Click by description, not selectors.
A Playwright extension for semantic element targeting. Write resilient tests that survive website redesigns.
npm install semantic-playwright playwright
import { test } from '@playwright/test'; import { semantic } from 'semantic-playwright'; test('login flow', async ({ page }) => { await page.goto('https://example.com/login'); const s = semantic(page); // Click and fill by description - no CSS selectors needed await s.fill('email input', 'user@example.com'); await s.fill('password field', 'secret123'); await s.click('sign in button'); // Wait for success await s.waitFor('welcome message'); });
Modern web UIs change constantly. CSS selectors like #main-nav > ul > li:nth-child(3) > a.btn-primary break the moment a designer moves a button. This library provides self-healing locators that target elements by their semantic purpose.
// Fragile - breaks on redesign await page.click('#nav-signin-btn'); // Resilient - survives redesign await s.click('sign in button');
The semantic engine classifies DOM elements using multiple signals:
- ARIA roles:
role="button",role="navigation" - Semantic HTML:
<nav>,<main>,<button>,<form> - Text content: "Sign In", "Submit", "Search"
- Class patterns:
btn,nav,form-input - Context: Element inside
<nav>likely navigation-related
No LLM required. Pure heuristic matching. Fast, local, privacy-preserving.

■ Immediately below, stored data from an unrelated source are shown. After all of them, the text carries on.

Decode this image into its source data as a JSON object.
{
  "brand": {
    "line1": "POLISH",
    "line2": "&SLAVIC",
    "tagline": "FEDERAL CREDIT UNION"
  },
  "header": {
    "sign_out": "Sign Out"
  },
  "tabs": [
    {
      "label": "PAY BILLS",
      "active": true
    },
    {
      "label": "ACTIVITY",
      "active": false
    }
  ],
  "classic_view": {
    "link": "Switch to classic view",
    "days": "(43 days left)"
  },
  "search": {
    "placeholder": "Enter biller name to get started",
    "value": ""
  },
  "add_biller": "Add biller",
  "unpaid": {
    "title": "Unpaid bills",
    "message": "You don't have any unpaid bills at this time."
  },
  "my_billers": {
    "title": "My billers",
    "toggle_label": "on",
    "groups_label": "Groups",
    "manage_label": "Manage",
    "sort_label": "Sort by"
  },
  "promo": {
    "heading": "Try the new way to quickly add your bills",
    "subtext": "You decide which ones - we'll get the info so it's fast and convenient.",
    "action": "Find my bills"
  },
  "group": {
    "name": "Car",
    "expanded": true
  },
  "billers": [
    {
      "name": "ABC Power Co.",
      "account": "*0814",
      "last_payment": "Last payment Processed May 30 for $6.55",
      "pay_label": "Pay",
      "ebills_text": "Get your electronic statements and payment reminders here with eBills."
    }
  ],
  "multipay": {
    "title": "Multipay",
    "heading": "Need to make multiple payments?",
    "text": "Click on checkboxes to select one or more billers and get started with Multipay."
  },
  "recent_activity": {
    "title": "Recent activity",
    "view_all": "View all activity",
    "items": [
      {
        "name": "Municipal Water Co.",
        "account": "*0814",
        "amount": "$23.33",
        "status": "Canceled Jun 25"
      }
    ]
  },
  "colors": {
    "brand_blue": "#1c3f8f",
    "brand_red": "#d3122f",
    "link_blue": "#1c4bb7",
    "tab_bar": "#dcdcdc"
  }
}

Wrap a Playwright page with semantic methods:
const s = semantic(page);
Click an element by description:
await s.click('submit button'); await s.click('login', { purposeHint: 'action' });
Fill a form field by description:
await s.fill('email input', 'test@example.com'); await s.fill('search box', 'playwright');
Get a Playwright Locator for chaining:
const btn = await s.locator('checkout button'); await btn.hover(); await btn.click();
Analyze page structure:
const { elements, summary } = await s.analyze(); console.log(summary); // { navigation: 12, action: 8, form: 5, content: 20, data: 3, unknown: 0 }
Find elements by category:
const buttons = await s.query('action'); const searchInputs = await s.query('form', 'search');
Find all matching elements with scores:
const matches = await s.findAll('submit'); for (const { locator, score, text } of matches) { console.log(`${text}: ${score}`); }
Wait for element to appear:
await s.waitFor('success notification', { timeout: 10000 });
| Category | Description | Examples |
|---|---|---|
navigation |
Navigation elements | Nav bars, menus, breadcrumbs |
action |
Interactive actions | Buttons, CTAs, links styled as buttons |
form |
Form inputs | Text fields, selects, checkboxes |
content |
Main content | Articles, headings, paragraphs |
data |
Data display | Tables, lists, grids |
interface SemanticOptions { purposeHint?: 'navigation' | 'action' | 'form' | 'content' | 'data'; timeout?: number; // Default: 5000ms minScore?: number; // Default: 20 }
src/
├── index.ts # Main API - SemanticPage wrapper
├── semantic-mapper.ts # Classification engine & JS generators
Key design decisions:
- Scripts execute in browser context via
page.evaluate() - Classification is entirely heuristic-based (no external calls)
- Selectors generated are full CSS paths for reliability
- Scoring system prefers exact matches, falls back gracefully
npm install
npm run build
npm testTests should use real websites to validate resilience:
- Test against sites that redesign frequently
- Snapshot selectors, verify semantic descriptions still work after updates
- Compare failure rates: CSS selectors vs semantic descriptions
- Core semantic classification engine
-
semantic()page wrapper -
click(),fill(),locator()methods -
analyze()andquery()methods -
findAll()andwaitFor()methods
- Playwright Test fixtures (
useSemanticPage) - Custom matchers (
expect(s).toHaveElement('login button')) - Confidence thresholds configuration
- Debug mode with match explanations
- Learning/correction persistence
- Domain-specific overrides
- Screenshot-on-failure with element highlighting
- Playwright Reporter integration
- Comprehensive test suite
- Performance benchmarks
- Documentation site
- VS Code extension for selector conversion
This library is inspired by and aims to improve upon:
- Browser-Use: AI agent browser automation (requires LLM)
- Healenium: Self-healing Selenium (Java-focused)
- Test.ai: AI-powered testing (SaaS, expensive)
Our differentiator: No LLM required. Fast, local, free.